Но юная вдова оказалась на высоте, полученный урок уразумела быстро и выводы из него извлекла моментально. Она не вспылила еще сильнее, а, наоборот, взяла себя в руки и изменила поведение на противоположное.

– А ты молодец, князь, вовремя меня поправил, – зазвенел ее ласковый голосок. – Что значит служивый человек. Вмиг все обмыслил. На Посольском дворе и впрямь даже двум сотням и то, поди, тесно придется, а уж о прочих подворьях говорить и вовсе не приходится. – И вновь напустилась на обалдевшего Брянцева: – А ты что стоишь, как дурень, да глазами хлопаешь?! Немедля исполняй повеление… – Но чье – не уточнила, хотя на всякий случай прибавила, стараясь держать марку: – Али добавки от меня ждешь?
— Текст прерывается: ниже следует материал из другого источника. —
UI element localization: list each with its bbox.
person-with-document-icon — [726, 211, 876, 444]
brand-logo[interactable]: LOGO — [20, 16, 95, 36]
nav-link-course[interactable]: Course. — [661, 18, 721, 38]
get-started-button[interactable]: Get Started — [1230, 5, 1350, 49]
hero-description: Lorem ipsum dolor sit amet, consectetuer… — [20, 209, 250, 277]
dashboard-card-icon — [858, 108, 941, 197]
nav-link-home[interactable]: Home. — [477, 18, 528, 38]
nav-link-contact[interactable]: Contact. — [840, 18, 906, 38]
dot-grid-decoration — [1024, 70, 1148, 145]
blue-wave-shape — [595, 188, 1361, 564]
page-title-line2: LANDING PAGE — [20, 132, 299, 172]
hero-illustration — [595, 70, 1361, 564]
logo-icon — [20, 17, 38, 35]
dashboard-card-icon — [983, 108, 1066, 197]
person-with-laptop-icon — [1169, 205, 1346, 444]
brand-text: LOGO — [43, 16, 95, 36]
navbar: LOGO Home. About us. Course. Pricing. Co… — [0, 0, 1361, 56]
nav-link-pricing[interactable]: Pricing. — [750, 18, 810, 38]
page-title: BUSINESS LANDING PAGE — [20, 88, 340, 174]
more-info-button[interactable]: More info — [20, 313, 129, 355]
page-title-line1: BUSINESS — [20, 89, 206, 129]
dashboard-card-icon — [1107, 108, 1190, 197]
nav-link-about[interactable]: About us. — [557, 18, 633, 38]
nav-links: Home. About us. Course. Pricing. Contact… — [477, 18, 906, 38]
Так напрасно. Я с князем во всем согласная.

Брянцев неловко поклонился и торопливо ушел. Я остался стоять, восхищенно глядя на Марину. Надо же, как лихо она выкрутилась из щекотливой ситуации! Куда там циркачам-акробатам и гуттаперчевым мальчикам! А ведь девахе всего ничего – восемнадцать лет. Однако…

– Надеюсь, князь, охрану моих палат ты тоже примешь на себя, – продолжила она. – Увы, но не зрю я более надежных людишек, окромя тебя.

По ушам резануло слово «моих». А впрочем, все в точности как я и предполагал. Придется повозиться с дамочкой, втолковывая, кто из ху. Но торопиться с пояснениями, что теперь ее номер шестнадцатый, не стал. Во-первых, все-таки муж погиб, надо совесть иметь. Во-вторых, слишком много у меня сегодня дел – нет времени. А в-третьих, надо вначале точно выяснить про ее беременность и тогда уж…

На первых порах вполне достаточно, что я за все время нашей беседы ни разу не назвал ее ни государыней, ни ее величеством. Для меня она – бывшая царица, и точка. Нет, может быть, на самом деле как-то иначе, даже скорее всего, коль венчана на царство раньше замужества с Дмитрием, но для меня она – экс-царица. Ну еще Мнишковна. Вслух, конечно, такое не произнесу, просто обойдусь без титулов. Довольно с нее и имени-отчества. Так я и поступил, уверив, что теперь Марина Юрьевна за свою жизнь и честь может быть совершенно спокойна, ибо мною все взято под надежный контроль.